Author:
Li Xiaoyin,Liu Xiao,Deng Xiaoyan,Fan Yubo
Abstract
Cardiovascular disease (CVD) is the most common cause of morbidity and mortality worldwide, and early accurate diagnosis is the key point for improving and optimizing the prognosis of CVD. Recent progress in artificial intelligence (AI), especially machine learning (ML) technology, makes it possible to predict CVD. In this review, we first briefly introduced the overview development of artificial intelligence.
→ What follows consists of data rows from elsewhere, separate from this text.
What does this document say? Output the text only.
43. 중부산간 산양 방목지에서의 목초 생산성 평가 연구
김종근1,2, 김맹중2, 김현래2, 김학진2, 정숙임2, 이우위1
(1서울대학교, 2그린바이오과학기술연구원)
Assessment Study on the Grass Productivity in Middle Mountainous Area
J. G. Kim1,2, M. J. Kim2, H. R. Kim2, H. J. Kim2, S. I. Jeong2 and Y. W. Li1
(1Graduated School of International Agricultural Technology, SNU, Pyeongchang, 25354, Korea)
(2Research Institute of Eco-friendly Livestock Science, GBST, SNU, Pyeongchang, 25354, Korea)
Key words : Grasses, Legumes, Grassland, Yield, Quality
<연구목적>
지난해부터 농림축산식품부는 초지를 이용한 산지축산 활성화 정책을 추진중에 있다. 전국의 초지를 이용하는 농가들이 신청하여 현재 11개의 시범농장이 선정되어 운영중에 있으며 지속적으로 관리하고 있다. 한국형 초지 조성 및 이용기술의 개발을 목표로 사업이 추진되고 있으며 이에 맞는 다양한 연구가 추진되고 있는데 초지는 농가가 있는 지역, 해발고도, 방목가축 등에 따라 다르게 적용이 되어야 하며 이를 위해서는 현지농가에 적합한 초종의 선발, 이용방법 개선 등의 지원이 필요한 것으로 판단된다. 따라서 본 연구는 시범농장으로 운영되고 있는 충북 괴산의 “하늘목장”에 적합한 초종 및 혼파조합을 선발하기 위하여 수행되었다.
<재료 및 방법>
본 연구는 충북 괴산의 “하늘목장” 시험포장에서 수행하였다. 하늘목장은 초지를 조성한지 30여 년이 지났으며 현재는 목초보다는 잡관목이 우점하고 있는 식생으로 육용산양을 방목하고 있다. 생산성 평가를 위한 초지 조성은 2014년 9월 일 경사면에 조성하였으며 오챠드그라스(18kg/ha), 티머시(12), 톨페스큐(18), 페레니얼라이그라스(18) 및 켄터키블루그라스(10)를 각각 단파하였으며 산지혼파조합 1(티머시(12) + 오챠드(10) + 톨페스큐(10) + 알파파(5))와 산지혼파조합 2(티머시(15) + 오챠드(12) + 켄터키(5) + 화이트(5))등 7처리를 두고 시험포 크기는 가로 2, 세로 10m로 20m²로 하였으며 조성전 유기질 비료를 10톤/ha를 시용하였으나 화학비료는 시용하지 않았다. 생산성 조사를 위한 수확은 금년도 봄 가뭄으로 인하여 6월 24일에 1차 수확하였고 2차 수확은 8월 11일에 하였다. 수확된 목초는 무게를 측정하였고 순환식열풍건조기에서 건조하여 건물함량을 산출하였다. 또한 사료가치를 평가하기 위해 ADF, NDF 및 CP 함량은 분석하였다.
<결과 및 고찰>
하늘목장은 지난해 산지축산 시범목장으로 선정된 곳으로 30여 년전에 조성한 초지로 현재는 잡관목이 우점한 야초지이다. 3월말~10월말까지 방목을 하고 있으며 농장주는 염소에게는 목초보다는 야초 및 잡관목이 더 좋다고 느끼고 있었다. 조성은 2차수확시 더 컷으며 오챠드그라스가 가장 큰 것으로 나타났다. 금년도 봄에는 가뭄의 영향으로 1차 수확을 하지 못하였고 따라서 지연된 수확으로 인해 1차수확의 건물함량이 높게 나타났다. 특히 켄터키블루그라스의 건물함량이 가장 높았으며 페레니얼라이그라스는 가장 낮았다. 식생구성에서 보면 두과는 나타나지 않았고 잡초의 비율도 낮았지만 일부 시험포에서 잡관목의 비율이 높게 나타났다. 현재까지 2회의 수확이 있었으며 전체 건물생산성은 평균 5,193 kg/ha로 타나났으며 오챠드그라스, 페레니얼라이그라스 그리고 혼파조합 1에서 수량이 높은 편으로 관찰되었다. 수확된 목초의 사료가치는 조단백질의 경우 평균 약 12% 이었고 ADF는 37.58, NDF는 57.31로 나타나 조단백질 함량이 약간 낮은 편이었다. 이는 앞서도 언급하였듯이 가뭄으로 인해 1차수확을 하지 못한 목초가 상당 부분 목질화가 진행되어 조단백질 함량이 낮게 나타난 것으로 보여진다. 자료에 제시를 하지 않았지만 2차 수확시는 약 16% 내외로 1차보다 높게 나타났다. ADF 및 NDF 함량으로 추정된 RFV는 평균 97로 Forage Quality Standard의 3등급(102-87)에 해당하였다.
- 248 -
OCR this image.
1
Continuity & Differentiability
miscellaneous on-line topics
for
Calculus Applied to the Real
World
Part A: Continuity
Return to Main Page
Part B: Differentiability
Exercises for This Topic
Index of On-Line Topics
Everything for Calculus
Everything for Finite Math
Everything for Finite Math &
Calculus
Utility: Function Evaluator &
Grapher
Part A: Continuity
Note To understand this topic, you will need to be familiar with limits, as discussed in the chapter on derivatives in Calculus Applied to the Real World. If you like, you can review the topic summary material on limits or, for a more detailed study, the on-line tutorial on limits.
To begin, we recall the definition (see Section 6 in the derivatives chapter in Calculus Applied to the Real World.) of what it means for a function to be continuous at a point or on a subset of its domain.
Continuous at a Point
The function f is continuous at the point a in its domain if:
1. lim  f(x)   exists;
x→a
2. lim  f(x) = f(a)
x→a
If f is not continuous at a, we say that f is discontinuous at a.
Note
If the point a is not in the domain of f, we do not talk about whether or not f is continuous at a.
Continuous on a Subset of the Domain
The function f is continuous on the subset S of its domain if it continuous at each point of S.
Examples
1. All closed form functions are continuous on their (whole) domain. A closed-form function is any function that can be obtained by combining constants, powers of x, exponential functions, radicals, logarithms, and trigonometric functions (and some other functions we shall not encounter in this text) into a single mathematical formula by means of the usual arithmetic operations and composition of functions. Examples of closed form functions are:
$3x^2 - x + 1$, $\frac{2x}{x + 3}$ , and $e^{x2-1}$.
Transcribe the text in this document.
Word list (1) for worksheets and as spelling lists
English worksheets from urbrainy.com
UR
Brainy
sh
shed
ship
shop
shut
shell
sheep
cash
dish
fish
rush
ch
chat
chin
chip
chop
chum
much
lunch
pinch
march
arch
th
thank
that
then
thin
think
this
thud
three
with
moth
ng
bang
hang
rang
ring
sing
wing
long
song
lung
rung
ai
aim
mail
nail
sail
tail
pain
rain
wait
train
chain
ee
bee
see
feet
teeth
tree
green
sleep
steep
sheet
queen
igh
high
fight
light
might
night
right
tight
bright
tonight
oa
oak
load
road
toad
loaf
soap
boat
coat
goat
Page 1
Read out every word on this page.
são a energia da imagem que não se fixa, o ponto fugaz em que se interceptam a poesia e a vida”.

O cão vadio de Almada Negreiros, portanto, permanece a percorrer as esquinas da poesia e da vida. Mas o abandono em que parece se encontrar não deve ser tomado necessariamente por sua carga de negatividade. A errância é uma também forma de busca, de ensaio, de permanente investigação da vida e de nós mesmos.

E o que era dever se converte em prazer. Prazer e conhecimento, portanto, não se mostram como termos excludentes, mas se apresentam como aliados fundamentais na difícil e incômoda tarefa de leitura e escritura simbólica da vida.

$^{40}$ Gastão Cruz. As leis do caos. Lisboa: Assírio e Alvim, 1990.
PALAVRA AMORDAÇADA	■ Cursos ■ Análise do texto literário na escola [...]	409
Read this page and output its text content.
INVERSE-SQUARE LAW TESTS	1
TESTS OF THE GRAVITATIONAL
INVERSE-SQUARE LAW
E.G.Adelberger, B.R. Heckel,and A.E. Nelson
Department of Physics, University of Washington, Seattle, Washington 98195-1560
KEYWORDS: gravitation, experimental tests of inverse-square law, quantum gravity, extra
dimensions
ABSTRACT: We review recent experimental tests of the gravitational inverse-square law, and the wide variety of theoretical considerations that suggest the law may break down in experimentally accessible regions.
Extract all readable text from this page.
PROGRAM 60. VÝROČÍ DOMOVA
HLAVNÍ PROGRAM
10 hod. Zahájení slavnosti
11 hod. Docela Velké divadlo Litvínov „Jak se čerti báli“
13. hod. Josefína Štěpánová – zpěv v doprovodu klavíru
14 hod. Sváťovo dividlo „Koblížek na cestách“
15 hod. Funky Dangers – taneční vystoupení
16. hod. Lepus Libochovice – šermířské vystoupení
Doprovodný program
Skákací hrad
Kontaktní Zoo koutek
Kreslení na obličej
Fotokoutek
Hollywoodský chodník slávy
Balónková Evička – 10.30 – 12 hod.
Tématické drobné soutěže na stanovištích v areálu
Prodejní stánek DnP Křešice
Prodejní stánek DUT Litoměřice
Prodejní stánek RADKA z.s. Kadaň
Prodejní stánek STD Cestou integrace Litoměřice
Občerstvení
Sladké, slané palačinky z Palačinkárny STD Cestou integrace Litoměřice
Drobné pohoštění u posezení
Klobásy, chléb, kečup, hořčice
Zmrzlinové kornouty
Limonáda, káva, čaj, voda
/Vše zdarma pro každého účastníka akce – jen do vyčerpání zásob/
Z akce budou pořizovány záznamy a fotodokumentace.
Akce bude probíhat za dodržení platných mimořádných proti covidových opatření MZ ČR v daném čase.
Then we summarized some ML applications in cardiovascular diseases, including ML−based models to directly predict CVD based on risk factors or medical imaging findings and the ML−based hemodynamics with vascular geometries, equations, and methods for indirect assessment of CVD. We also discussed case studies where ML could be used as the surrogate for computational fluid dynamics in data−driven models and physics−driven models. ML models could be a surrogate for computational fluid dynamics, accelerate the process of disease prediction, and reduce manual intervention. Lastly, we briefly summarized the research difficulties and prospected the future development of AI technology in cardiovascular diseases.
Funder
National Natural Science Foundation of China
Subject
General Biochemistry, Genetics and Molecular Biology,Medicine (miscellaneous)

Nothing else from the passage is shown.